In these recent weeks when, for the first time in the lives of most, we have been confronted with some empty supermarket shelves, you can only imagine the grinding, horrifying despair of realising that there’s no food for sale.
Today obviously I salute those brave men and women who fought for our freedom all those years ago – we owe them so, so much. But I also salute those others, mainly women, who stayed at home and, against all the dreadful odds, did their very best to feed their families.
Here’s a recipe from the book.
Ersatz Taramosalata (that is without any taramas)

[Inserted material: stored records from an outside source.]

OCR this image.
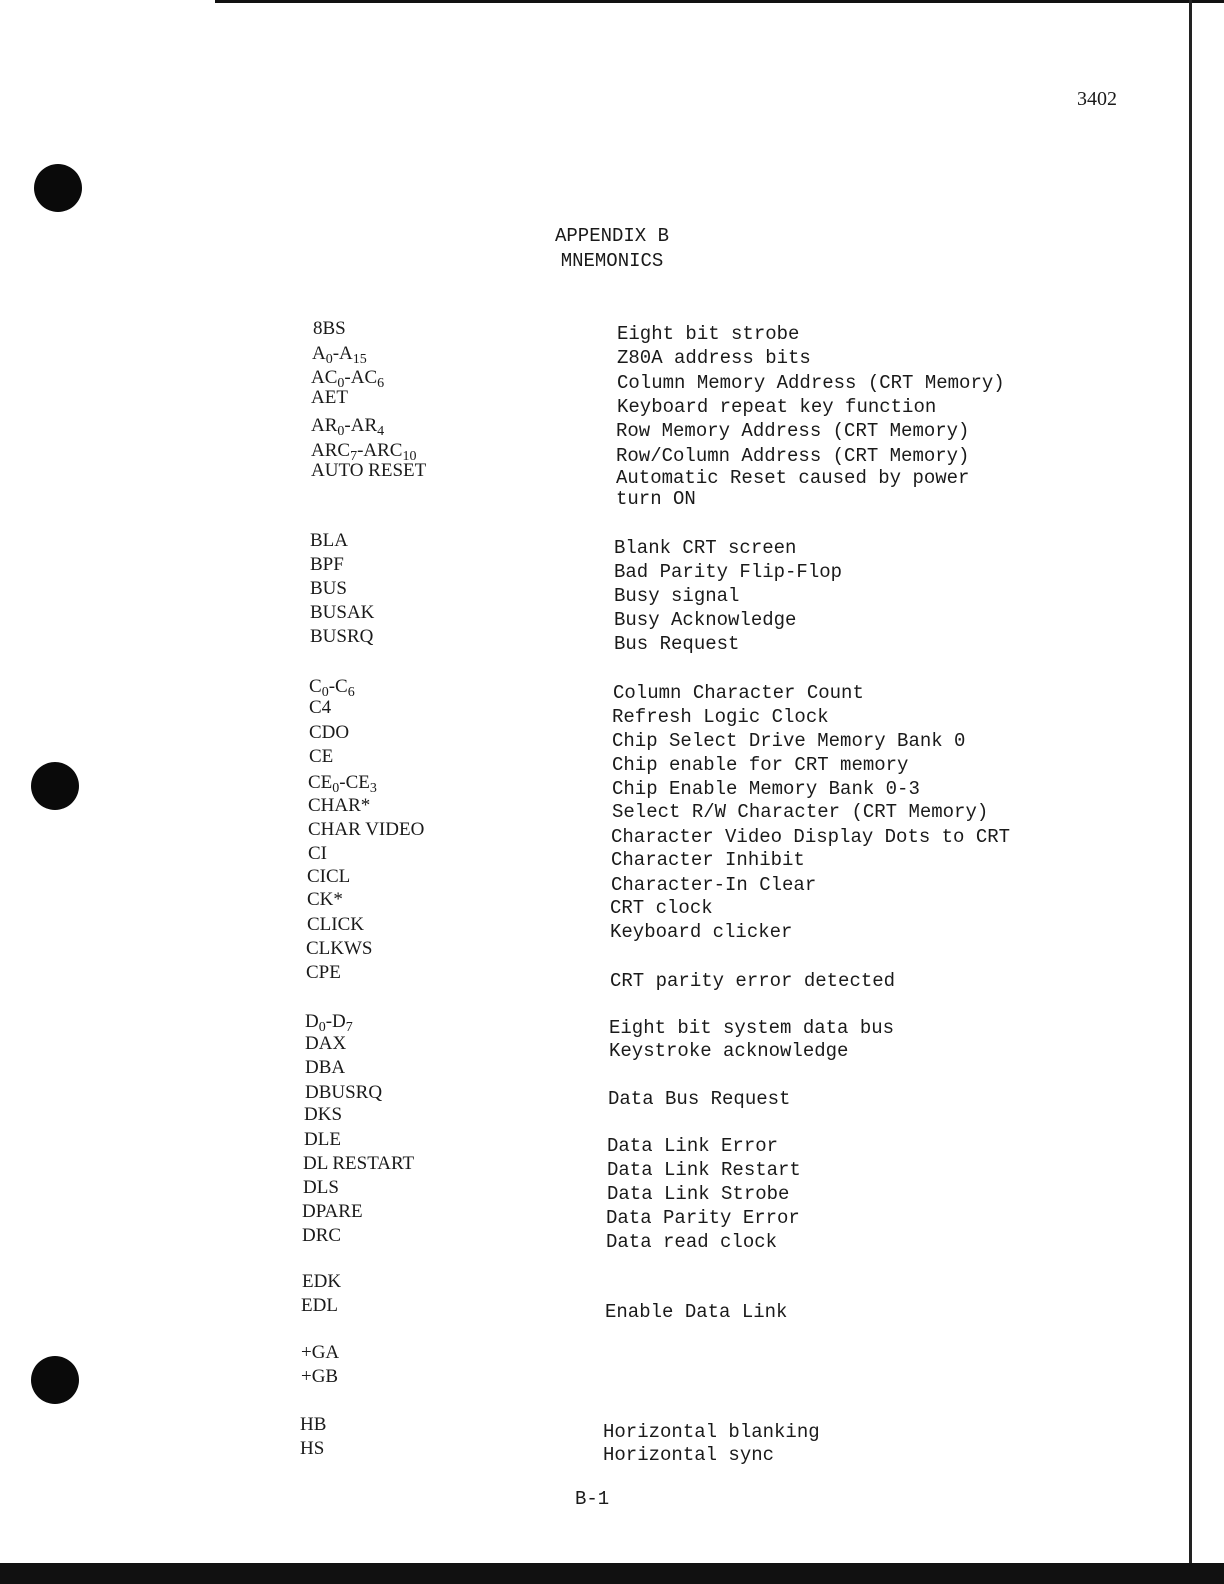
3402
APPENDIX B
MNEMONICS
8BS	Eight bit strobe
$A_0-A_{15}$	Z80A address bits
$AC_0-AC_6$	Column Memory Address (CRT Memory)
AET	Keyboard repeat key function
$AR_0-AR_4$	Row Memory Address (CRT Memory)
$ARC_7-ARC_{10}$	Row/Column Address (CRT Memory)
AUTO RESET	Automatic Reset caused by power
turn ON
BLA	Blank CRT screen
BPF	Bad Parity Flip-Flop
BUS	Busy signal
BUSAK	Busy Acknowledge
BUSRQ	Bus Request
$C_0-C_6$	Column Character Count
C4	Refresh Logic Clock
CDO	Chip Select Drive Memory Bank 0
CE	Chip enable for CRT memory
$CE_0-CE_3$	Chip Enable Memory Bank 0-3
CHAR*	Select R/W Character (CRT Memory)
CHAR VIDEO	Character Video Display Dots to CRT
CI	Character Inhibit
CICL	Character-In Clear
CK*	CRT clock
CLICK	Keyboard clicker
CLKWS
CPE	CRT parity error detected
$D_0-D_7$	Eight bit system data bus
DAX	Keystroke acknowledge
DBA
DBUSRQ	Data Bus Request
DKS
DLE	Data Link Error
DL RESTART	Data Link Restart
DLS	Data Link Strobe
DPARE	Data Parity Error
DRC	Data read clock
EDK
EDL	Enable Data Link
+GA
+GB
HB	Horizontal blanking
HS	Horizontal sync
B-1
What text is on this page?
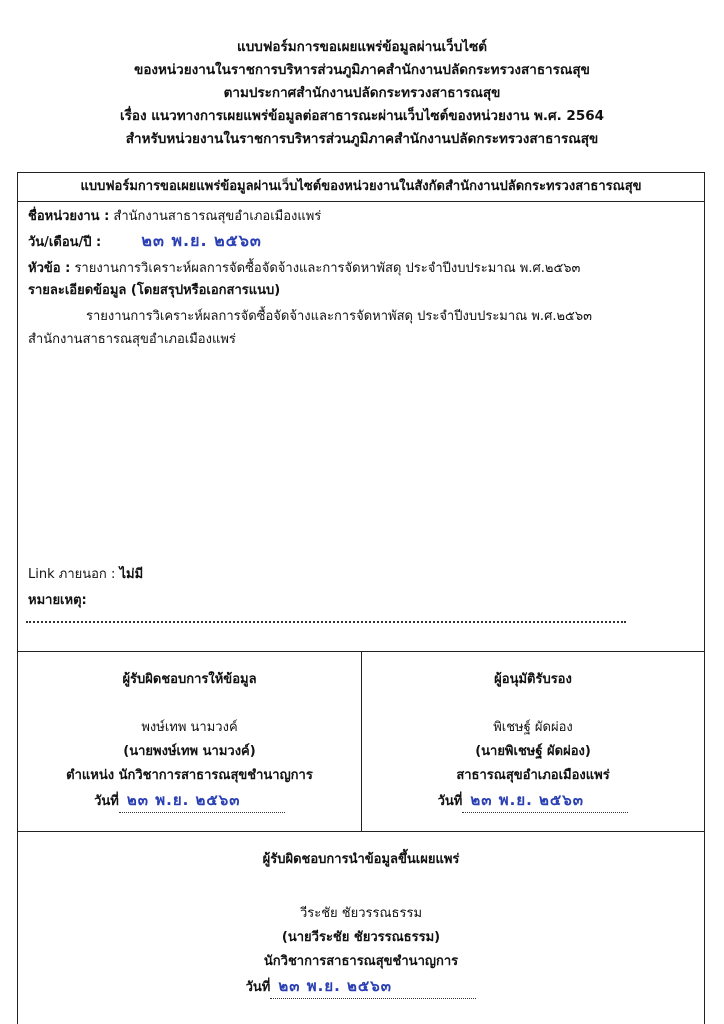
แบบฟอร์มการขอเผยแพร่ข้อมูลผ่านเว็บไซต์
ของหน่วยงานในราชการบริหารส่วนภูมิภาคสำนักงานปลัดกระทรวงสาธารณสุข
ตามประกาศสำนักงานปลัดกระทรวงสาธารณสุข
เรื่อง แนวทางการเผยแพร่ข้อมูลต่อสาธารณะผ่านเว็บไซต์ของหน่วยงาน พ.ศ. 2564
สำหรับหน่วยงานในราชการบริหารส่วนภูมิภาคสำนักงานปลัดกระทรวงสาธารณสุข
แบบฟอร์มการขอเผยแพร่ข้อมูลผ่านเว็บไซต์ของหน่วยงานในสังกัดสำนักงานปลัดกระทรวงสาธารณสุข
ชื่อหน่วยงาน : สำนักงานสาธารณสุขอำเภอเมืองแพร่
วัน/เดือน/ปี :	๒๓ พ.ย. ๒๕๖๓
หัวข้อ : รายงานการวิเคราะห์ผลการจัดซื้อจัดจ้างและการจัดหาพัสดุ ประจำปีงบประมาณ พ.ศ.๒๕๖๓
รายละเอียดข้อมูล (โดยสรุปหรือเอกสารแนบ)
รายงานการวิเคราะห์ผลการจัดซื้อจัดจ้างและการจัดหาพัสดุ ประจำปีงบประมาณ พ.ศ.๒๕๖๓
สำนักงานสาธารณสุขอำเภอเมืองแพร่
Link ภายนอก : ไม่มี
หมายเหตุ:
ผู้รับผิดชอบการให้ข้อมูล
พงษ์เทพ นามวงค์
(นายพงษ์เทพ นามวงค์)
ตำแหน่ง นักวิชาการสาธารณสุขชำนาญการ
วันที่ ๒๓ พ.ย. ๒๕๖๓
ผู้อนุมัติรับรอง
พิเชษฐ์ ผัดผ่อง
(นายพิเชษฐ์ ผัดผ่อง)
สาธารณสุขอำเภอเมืองแพร่
วันที่ ๒๓ พ.ย. ๒๕๖๓
ผู้รับผิดชอบการนำข้อมูลขึ้นเผยแพร่
วีระชัย ชัยวรรณธรรม
(นายวีระชัย ชัยวรรณธรรม)
นักวิชาการสาธารณสุขชำนาญการ
วันที่ ๒๓ พ.ย. ๒๕๖๓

As an experiment, I stuck to the directions in the book. I used the driest bread I had and no more than a teaspoonful of oil. I think the ‘soup powder’ that crops up in a lot of the recipes must have been something distributed by the Red Cross and was probably like today’s bouillon powder. The result was not totally unpleasant – it had plenty of ‘umami’ and had the benefit of being totally vegan! I think it would be possible to make something tastier with the addition of maybe a bit more oil and something like Worcestershire sauce or tabasco.
Take some dry bread (probably about 150gm) and moisten it with water until soft. Put it in a mortar and pestle with a tablespoonful of grated onion.
Work this together until its a fairly smooth paste, adding a few drops of olive oil as you go.
Now add a teaspoonful of ‘soup powder’, work that into the paste and add a bit of lemon juice to taste. According to how much bread you have used, you may need to add a bit more ‘soup powder’.
To finish it off, add a tablespoonful of hot water and mix well.
Add a little pepper to add a bit of spice.
‘You will have a perfect taramosalata and nobody will even guess that it doesn’t contain a trace of taramas.’